少し早く片付けて家に入る。その後晩御飯を作って晩御飯を食べる。
「初めてドラゴンステーキを食べるな・・・」
俺はナイフとフォークを使って、ドラゴンの肉を切っていく。
「ユウヒさん。――――――これ私が食べた、ドラゴンステーキじゃないです」
「不味かったか?」
「いえ、美味しいですよ。ただ前に食べたよりも、差があり過ぎて驚いてるんです」
「塩と胡椒を使っているからじゃないか?」
「それだけでしょうか?」
悩みながら、アリサは食べる。
「うん、オークの肉やラビットの肉よりも美味しい。ユウヒ君、これは当分出さない方がいいね。そうしないと普通の肉がお肉が食べられなくなるよ」
「そこまでか」
切った肉をフォークで刺して食べる。
・・・・・・何だこの肉は、柔らかすぎる。日本の国産の最高級の肉は柔らかって聞くが。まさにこれの事か!! これだけでご飯が半分ぐらいは食えそうだ。
肉とご飯を一緒に食べる。
「・・・確かにこれは、当分出さない方がいいな」
「そうでしょ。これを生姜や焼き肉のタレにしたら、どうなるんだろうね」
そうだった。これは塩と胡椒で味付けをしたシンプルな料理だ。生姜や焼き肉のタレや照り焼き、あるいはカツやから揚げにしたらどうなる? ・・・・・・想像が出来ないな。

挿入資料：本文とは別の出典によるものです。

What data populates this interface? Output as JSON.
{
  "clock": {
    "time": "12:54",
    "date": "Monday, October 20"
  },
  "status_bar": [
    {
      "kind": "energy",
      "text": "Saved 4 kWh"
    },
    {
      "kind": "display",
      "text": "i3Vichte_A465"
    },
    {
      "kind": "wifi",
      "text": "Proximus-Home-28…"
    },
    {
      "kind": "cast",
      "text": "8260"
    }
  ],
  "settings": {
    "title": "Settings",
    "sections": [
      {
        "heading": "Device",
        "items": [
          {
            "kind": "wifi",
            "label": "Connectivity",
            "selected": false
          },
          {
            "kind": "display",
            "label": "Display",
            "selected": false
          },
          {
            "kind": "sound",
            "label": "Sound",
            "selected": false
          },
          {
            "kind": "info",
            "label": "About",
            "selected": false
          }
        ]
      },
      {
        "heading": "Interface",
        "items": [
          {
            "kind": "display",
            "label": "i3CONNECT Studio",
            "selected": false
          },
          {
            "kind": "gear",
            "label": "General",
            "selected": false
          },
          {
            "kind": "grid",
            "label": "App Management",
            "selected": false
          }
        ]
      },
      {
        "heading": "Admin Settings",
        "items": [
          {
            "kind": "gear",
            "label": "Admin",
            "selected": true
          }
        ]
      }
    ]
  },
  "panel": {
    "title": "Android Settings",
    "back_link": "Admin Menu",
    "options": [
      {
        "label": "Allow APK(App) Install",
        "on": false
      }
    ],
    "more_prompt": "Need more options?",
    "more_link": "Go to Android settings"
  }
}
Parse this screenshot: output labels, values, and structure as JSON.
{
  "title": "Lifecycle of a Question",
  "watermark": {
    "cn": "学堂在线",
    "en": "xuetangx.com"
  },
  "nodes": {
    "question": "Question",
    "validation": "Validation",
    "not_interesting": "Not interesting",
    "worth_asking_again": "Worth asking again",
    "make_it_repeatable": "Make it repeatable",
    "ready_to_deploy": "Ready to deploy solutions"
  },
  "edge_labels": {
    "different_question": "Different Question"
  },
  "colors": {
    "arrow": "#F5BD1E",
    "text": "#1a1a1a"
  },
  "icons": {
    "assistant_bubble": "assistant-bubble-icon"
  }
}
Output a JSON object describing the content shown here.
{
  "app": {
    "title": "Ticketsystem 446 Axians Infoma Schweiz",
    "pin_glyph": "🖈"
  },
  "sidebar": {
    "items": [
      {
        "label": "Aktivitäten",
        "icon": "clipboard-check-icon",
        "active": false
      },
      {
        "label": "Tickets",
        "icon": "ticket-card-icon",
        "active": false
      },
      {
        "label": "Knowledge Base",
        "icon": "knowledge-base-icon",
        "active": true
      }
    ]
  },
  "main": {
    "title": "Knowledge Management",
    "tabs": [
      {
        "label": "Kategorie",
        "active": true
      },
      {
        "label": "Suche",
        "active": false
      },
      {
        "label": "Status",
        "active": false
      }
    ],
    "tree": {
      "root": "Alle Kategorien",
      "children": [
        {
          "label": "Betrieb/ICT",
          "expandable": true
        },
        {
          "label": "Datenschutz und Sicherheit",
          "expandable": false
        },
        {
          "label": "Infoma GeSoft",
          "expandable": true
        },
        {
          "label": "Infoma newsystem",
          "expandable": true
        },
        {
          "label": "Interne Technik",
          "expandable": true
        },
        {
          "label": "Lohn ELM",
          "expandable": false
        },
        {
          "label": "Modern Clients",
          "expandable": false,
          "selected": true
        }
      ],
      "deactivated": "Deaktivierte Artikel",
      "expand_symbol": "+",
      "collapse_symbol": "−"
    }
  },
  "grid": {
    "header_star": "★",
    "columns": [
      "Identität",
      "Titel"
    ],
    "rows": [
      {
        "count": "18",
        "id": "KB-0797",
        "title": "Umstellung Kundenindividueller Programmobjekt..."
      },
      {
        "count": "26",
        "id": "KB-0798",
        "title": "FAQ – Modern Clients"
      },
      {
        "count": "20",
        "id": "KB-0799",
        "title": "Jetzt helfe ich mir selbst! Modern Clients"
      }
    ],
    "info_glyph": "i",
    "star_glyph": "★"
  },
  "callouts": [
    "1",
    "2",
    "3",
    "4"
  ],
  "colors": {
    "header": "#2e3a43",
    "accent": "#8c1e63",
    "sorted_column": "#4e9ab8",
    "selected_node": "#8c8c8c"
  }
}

不味くなるってことはないよな?
「ユウヒさん、おかわり!」
「早くない? あと、ないからな」
アリサは絶望した表情をして、俺を見る。
「アリサ、そこまで絶望的な表情しなくてもいいのでは? 私が出しますので」
メアリーさんは、アリサの前にある皿にドラゴンステーキを出す。
「ありがとうございます!」
アリサはドラゴンステーキを食べ始める。
「ユウヒさんはいりますか?」
「俺はいいや」
「あっ、私ほしい」
メアリーさんは、アリアナのの前にある皿にドラゴンステーキを出す。アリアナはそれを食べる。
あまり食べる、本当に他の肉が食べられなくなるぞ。
そう思いながら、晩御飯を食べる。